En revanche, Jesus ou Christ ne sont jamais en majuscules. De même les « Er –lui » ou « Du –Tu. » Le nom propre de Jésus, ou le titre propre du Christ = le Messie, n’expriment pas sa divinité. Seul son titre de SEIGNEUR – HERR le fait.
Cette graphie de HERR se trouve méthodiquement dans l’ensemble de l’Exercitium Pietatis.
HErr
A la strophe 4, une variante de l’écriture de « HERR » : le typographe a écrit « HErr », avec deux majuscules et deux minuscules, faute de place à la fin de sa ligne de caractères en plomb.
Enjambement
Heermann emploie l’enjambement à la strophe 1 : « Der Todes Stachel ist / Durch deinen Tod dahin – L’aiguiilon de la mort est / Par ta mort parti. »

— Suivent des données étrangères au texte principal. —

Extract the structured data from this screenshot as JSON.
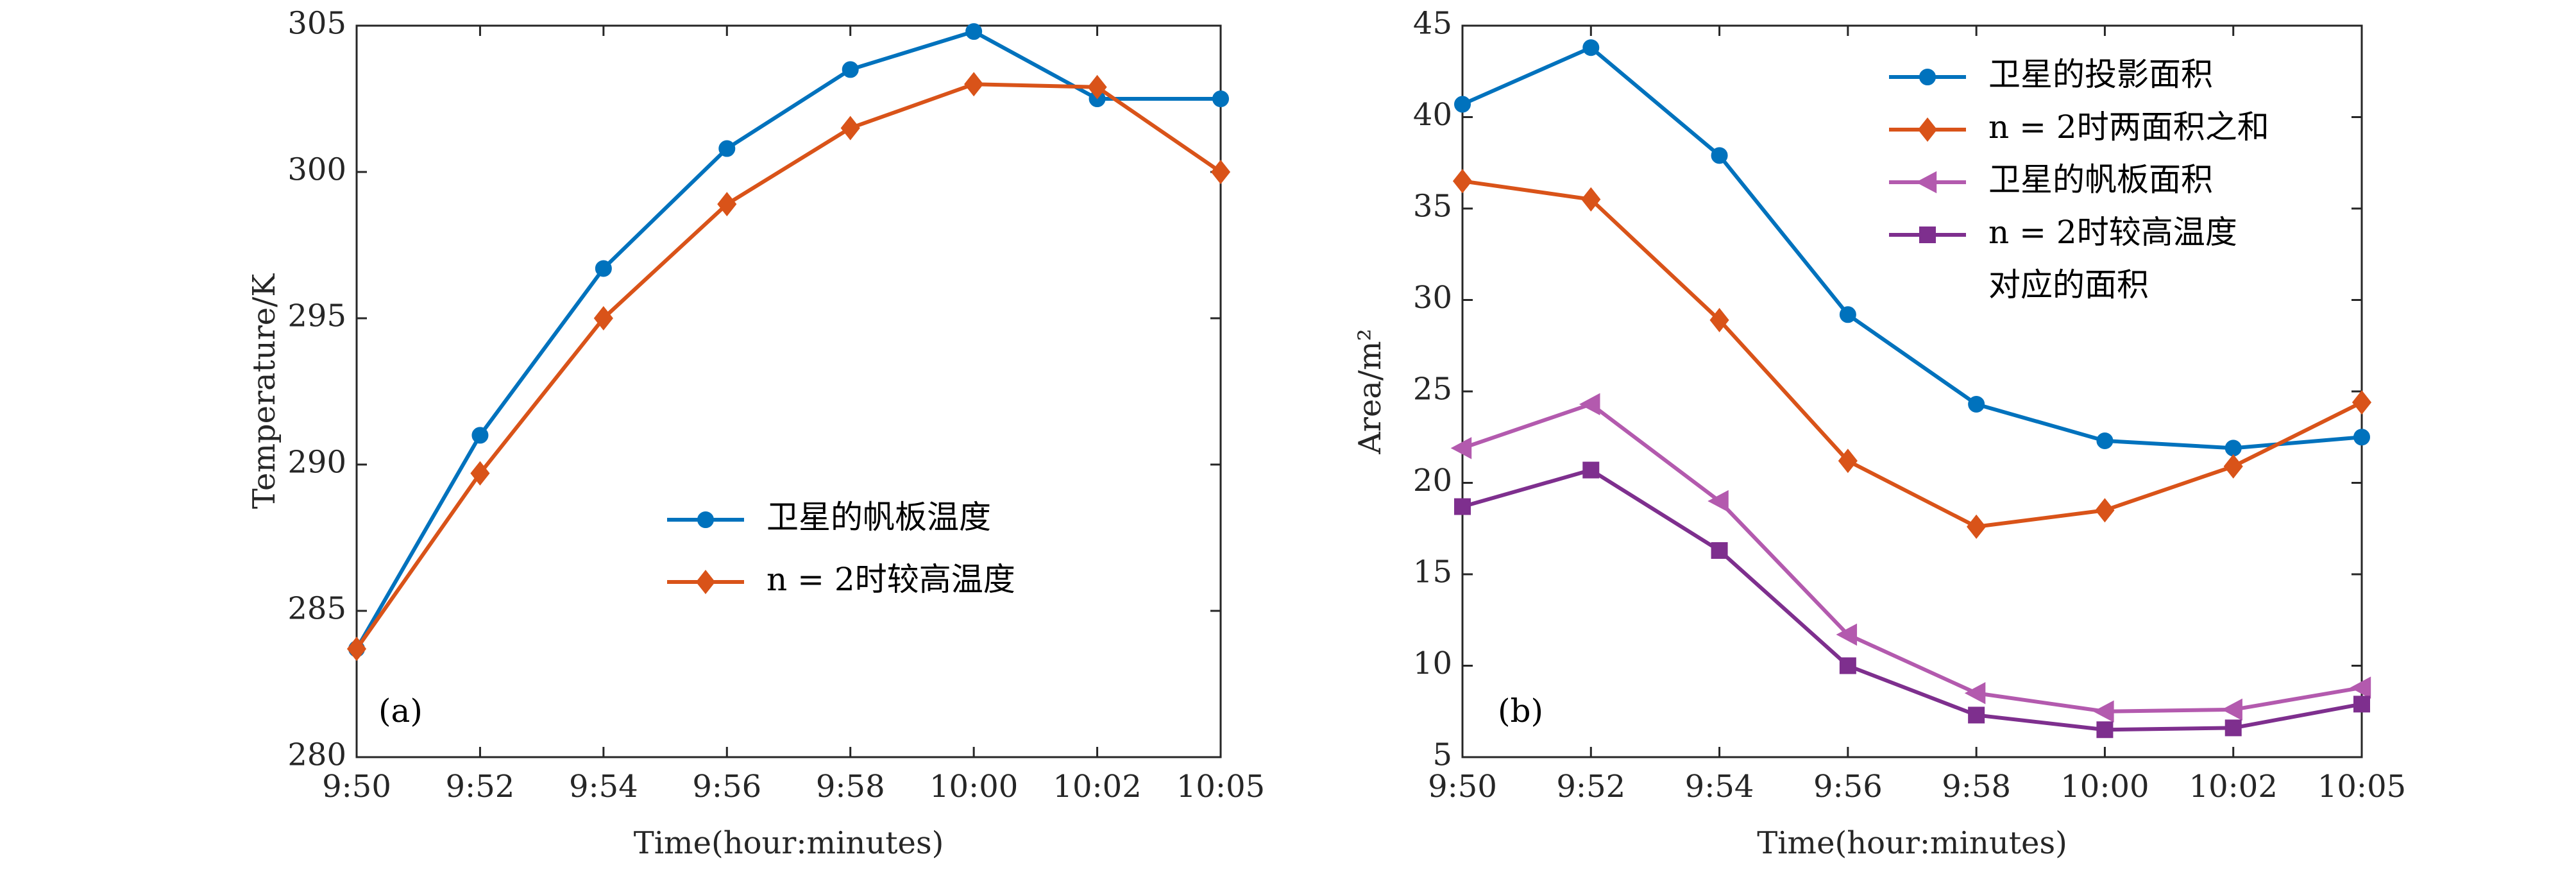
{
  "chart_data": [
    {
      "type": "line",
      "panel_label": "(a)",
      "categories": [
        "9:50",
        "9:52",
        "9:54",
        "9:56",
        "9:58",
        "10:00",
        "10:02",
        "10:05"
      ],
      "xlabel": "Time(hour:minutes)",
      "ylabel": "Temperature/K",
      "ylim": [
        280,
        305
      ],
      "yticks": [
        280,
        285,
        290,
        295,
        300,
        305
      ],
      "grid": false,
      "legend_position": "center-right",
      "series": [
        {
          "name": "卫星的帆板温度",
          "color": "#0072BD",
          "marker": "circle",
          "values": [
            283.7,
            291.0,
            296.7,
            300.8,
            303.5,
            304.8,
            302.5,
            302.5
          ]
        },
        {
          "name": "n = 2时较高温度",
          "color": "#D95319",
          "marker": "diamond",
          "values": [
            283.7,
            289.7,
            295.0,
            298.9,
            301.5,
            303.0,
            302.9,
            300.0
          ]
        }
      ]
    },
    {
      "type": "line",
      "panel_label": "(b)",
      "categories": [
        "9:50",
        "9:52",
        "9:54",
        "9:56",
        "9:58",
        "10:00",
        "10:02",
        "10:05"
      ],
      "xlabel": "Time(hour:minutes)",
      "ylabel": "Area/m²",
      "ylim": [
        5,
        45
      ],
      "yticks": [
        5,
        10,
        15,
        20,
        25,
        30,
        35,
        40,
        45
      ],
      "grid": false,
      "legend_position": "top-right",
      "series": [
        {
          "name": "卫星的投影面积",
          "color": "#0072BD",
          "marker": "circle",
          "values": [
            40.7,
            43.8,
            37.9,
            29.2,
            24.3,
            22.3,
            21.9,
            22.5
          ]
        },
        {
          "name": "n = 2时两面积之和",
          "color": "#D95319",
          "marker": "diamond",
          "values": [
            36.5,
            35.5,
            28.9,
            21.2,
            17.6,
            18.5,
            20.9,
            24.4
          ]
        },
        {
          "name": "卫星的帆板面积",
          "color": "#B35AAE",
          "marker": "triangle-left",
          "values": [
            21.9,
            24.3,
            19.0,
            11.7,
            8.5,
            7.5,
            7.6,
            8.8
          ]
        },
        {
          "name": "n = 2时较高温度对应的面积",
          "color": "#7E2F8E",
          "marker": "square",
          "values": [
            18.7,
            20.7,
            16.3,
            10.0,
            7.3,
            6.5,
            6.6,
            7.9
          ]
        }
      ]
    }
  ],
  "legend_display": [
    [
      "卫星的帆板温度",
      "n = 2时较高温度"
    ],
    [
      "卫星的投影面积",
      "n = 2时两面积之和",
      "卫星的帆板面积",
      "n = 2时较高温度",
      "对应的面积"
    ]
  ]
}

Répétition de certains mots-clés
Heermann répète volontiers certains mots dans ses chants. Tantôt le mot apparaît 2 fois dans la même strophe, tantôt il est répété de la 1ère à la 2e strophe.
Dans ce chant, Heermann emploie fortement la répétition. Le mot « Tod – Mort » apparaît 14 fois sur 5 strophes, ce qui est énorme ; le mot « Grab – Tombe » 5 fois. Le mot « Kreuz – Croix » est employé une fois au début de la 1ère strophe et une fois au début de la dernière. Le mot « Leib – Corps » 2 fois dans la même strophe 4.